Die Positionen waren damit abgesteckt, die Diskussion ging noch eine Weile hin und her. Baubürgermeister Martin Haag deutete an, dass die fünf vorgeschlagenen Flächen nicht geeignet sein könnten: "Seriös können wir das erst nach der Prüfung sagen. Aber eine einfache Fläche hätten wir auch schon gefunden."

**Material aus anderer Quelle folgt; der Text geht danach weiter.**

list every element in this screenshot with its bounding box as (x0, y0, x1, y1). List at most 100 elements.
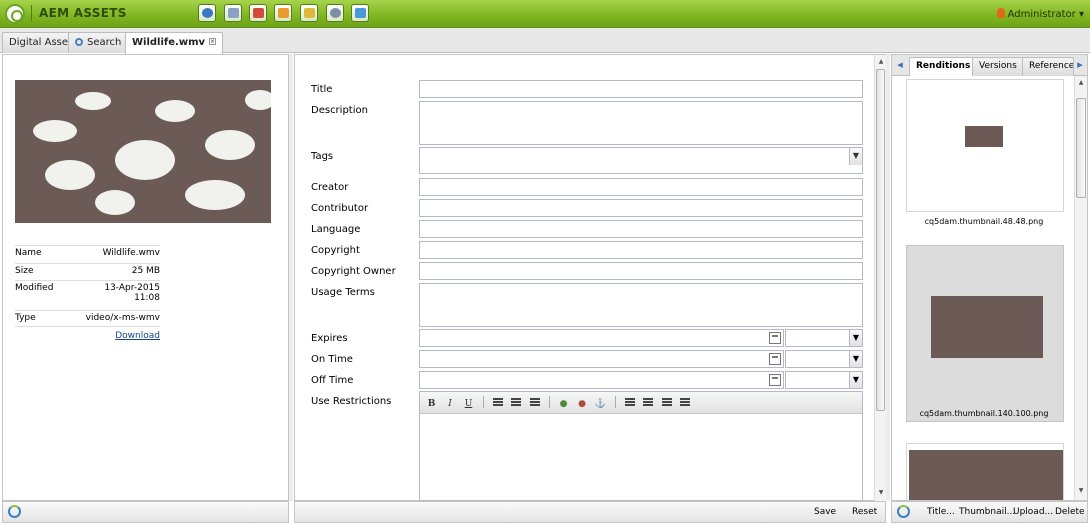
contributor-label: Contributor (311, 203, 369, 214)
user-menu[interactable]: Administrator ▾ (997, 8, 1084, 20)
scroll-down-icon[interactable]: ▼ (1076, 486, 1086, 496)
toolbar-separator (614, 396, 616, 408)
tab-search[interactable]: Search (68, 32, 129, 53)
scroll-thumb[interactable] (1076, 98, 1086, 198)
bullet-list-icon[interactable] (622, 397, 637, 411)
tab-references[interactable]: References (1022, 57, 1074, 76)
on-time-time-field[interactable]: ▼ (785, 350, 863, 368)
chevron-down-icon[interactable]: ▼ (849, 372, 862, 388)
tags-field[interactable]: ▼ (419, 147, 863, 174)
scroll-left-icon[interactable]: ◂ (894, 58, 906, 72)
on-time-label: On Time (311, 354, 353, 365)
meta-row-name: Name Wildlife.wmv (15, 245, 160, 262)
assets-icon[interactable] (224, 4, 242, 22)
usage-terms-label: Usage Terms (311, 287, 375, 298)
tab-versions[interactable]: Versions (972, 57, 1024, 76)
refresh-icon[interactable] (8, 505, 21, 518)
off-time-date-field[interactable] (419, 371, 784, 389)
meta-row-size: Size 25 MB (15, 263, 160, 280)
search-icon (75, 38, 83, 46)
mail-icon[interactable] (274, 4, 292, 22)
right-tab-bar: ◂ Renditions Versions References ▸ (892, 55, 1087, 76)
close-tab-icon[interactable]: × (209, 38, 217, 45)
outdent-icon[interactable] (659, 397, 674, 411)
download-link[interactable]: Download (15, 331, 160, 341)
asset-thumbnail (15, 80, 271, 223)
delete-action-button[interactable]: Delete (1055, 502, 1085, 522)
title-action-button[interactable]: Title... (927, 502, 955, 522)
language-label: Language (311, 224, 361, 235)
chevron-down-icon[interactable]: ▼ (849, 351, 862, 367)
left-footer (2, 501, 289, 523)
thumbnail-action-button[interactable]: Thumbnail... (959, 502, 1015, 522)
renditions-footer: Title... Thumbnail... Upload... Delete (891, 501, 1088, 523)
tab-renditions[interactable]: Renditions (909, 57, 978, 76)
title-field[interactable] (419, 80, 863, 98)
on-time-date-field[interactable] (419, 350, 784, 368)
copyright-owner-field[interactable] (419, 262, 863, 280)
form-footer: Save Reset (294, 501, 886, 523)
numbered-list-icon[interactable] (641, 397, 656, 411)
meta-row-modified: Modified 13-Apr-2015 11:08 (15, 280, 160, 310)
expires-label: Expires (311, 333, 348, 344)
calendar-icon[interactable] (769, 332, 781, 344)
indent-icon[interactable] (678, 397, 693, 411)
toolbar-separator (482, 396, 484, 408)
rendition-name: cq5dam.thumbnail.140.100.png (919, 409, 1049, 418)
expires-date-field[interactable] (419, 329, 784, 347)
inbox-icon[interactable] (249, 4, 267, 22)
contributor-field[interactable] (419, 199, 863, 217)
rendition-card[interactable] (906, 443, 1064, 500)
title-label: Title (311, 84, 333, 95)
italic-button[interactable]: I (443, 397, 458, 411)
scroll-thumb[interactable] (876, 69, 885, 411)
rendition-image (931, 296, 1043, 358)
chevron-down-icon[interactable]: ▼ (849, 148, 862, 165)
rendition-card[interactable] (906, 245, 1064, 422)
scroll-up-icon[interactable]: ▲ (876, 57, 886, 67)
off-time-time-field[interactable]: ▼ (785, 371, 863, 389)
chevron-down-icon[interactable]: ▼ (849, 330, 862, 346)
scroll-right-icon[interactable]: ▸ (1074, 58, 1086, 72)
rendition-image (909, 450, 1063, 500)
refresh-icon[interactable] (897, 505, 910, 518)
scroll-up-icon[interactable]: ▲ (1076, 78, 1086, 88)
rte-toolbar: B I U ● ● ⚓ (420, 392, 862, 414)
off-time-label: Off Time (311, 375, 354, 386)
underline-button[interactable]: U (461, 397, 476, 411)
calendar-icon[interactable] (769, 374, 781, 386)
globe-icon[interactable] (198, 4, 216, 22)
form-scrollbar[interactable]: ▲ ▼ (874, 55, 886, 502)
right-splitter[interactable] (886, 54, 890, 501)
metadata-form: Title Description Tags ▼ Creator Contrib… (294, 54, 886, 502)
usage-terms-field[interactable] (419, 283, 863, 327)
align-center-icon[interactable] (509, 397, 524, 411)
copyright-field[interactable] (419, 241, 863, 259)
align-right-icon[interactable] (527, 397, 542, 411)
renditions-scrollbar[interactable]: ▲ ▼ (1074, 76, 1087, 500)
tag-icon[interactable] (351, 4, 369, 22)
language-field[interactable] (419, 220, 863, 238)
reset-button[interactable]: Reset (852, 502, 877, 522)
save-button[interactable]: Save (814, 502, 836, 522)
anchor-icon[interactable]: ⚓ (593, 397, 608, 411)
scroll-down-icon[interactable]: ▼ (876, 488, 886, 498)
calendar-icon[interactable] (769, 353, 781, 365)
expires-time-field[interactable]: ▼ (785, 329, 863, 347)
tab-wildlife[interactable]: Wildlife.wmv × (125, 32, 224, 54)
left-splitter[interactable] (289, 54, 293, 501)
users-icon[interactable] (300, 4, 318, 22)
use-restrictions-editor[interactable]: B I U ● ● ⚓ (419, 391, 863, 501)
renditions-panel: ◂ Renditions Versions References ▸ cq5da… (891, 54, 1088, 501)
bold-button[interactable]: B (424, 397, 439, 411)
gear-icon[interactable] (326, 4, 344, 22)
tags-label: Tags (311, 151, 334, 162)
upload-action-button[interactable]: Upload... (1013, 502, 1053, 522)
rendition-card[interactable] (906, 79, 1064, 212)
app-title: AEM ASSETS (31, 5, 127, 21)
description-field[interactable] (419, 101, 863, 145)
unlink-icon[interactable]: ● (575, 397, 590, 411)
link-icon[interactable]: ● (556, 397, 571, 411)
creator-field[interactable] (419, 178, 863, 196)
align-left-icon[interactable] (490, 397, 505, 411)
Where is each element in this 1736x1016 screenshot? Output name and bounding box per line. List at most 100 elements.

Schließlich stimmte der Gemeinderat mehrheitlich folgendermaßen ab: Er begrüßt grundsätzlich die Existenz experimenteller Wohnformen. Es sei aber nicht Aufgabe der Stadtverwaltung, aktiv Flächen für Wagenburgen zu suchen. Doch beauftragten die Stadträtinnen und -rätedie Verwaltung, Grundstücke im Weißerlenweg in Hochdorf, im Gewerbegebiet Schlattmatten in Haid-Süd, in Längenloh beim geplanten Eisstadion und am Kappler Knoten auf eine mögliche Zwischennutzung zu prüfen – 32 Stadträte stimmten bei der namentlichen Abstimmung dafür, 14 inklusive Oberbürgermeister dagegen. Gleichzeitig wird die Fläche der Wagenburg "Schattenparker" am Flugplatz neu arrondiert und um 350 Quadratmeter erweitert. Zudem appellierte der Gemeinderat an die Verwaltung, die beschlagnahmten Wagen von "Sand im Getriebe" herauszugeben. Zum Schluss: Viel Beifall für diese Mehrheitsentscheidungen auf der Tribüne.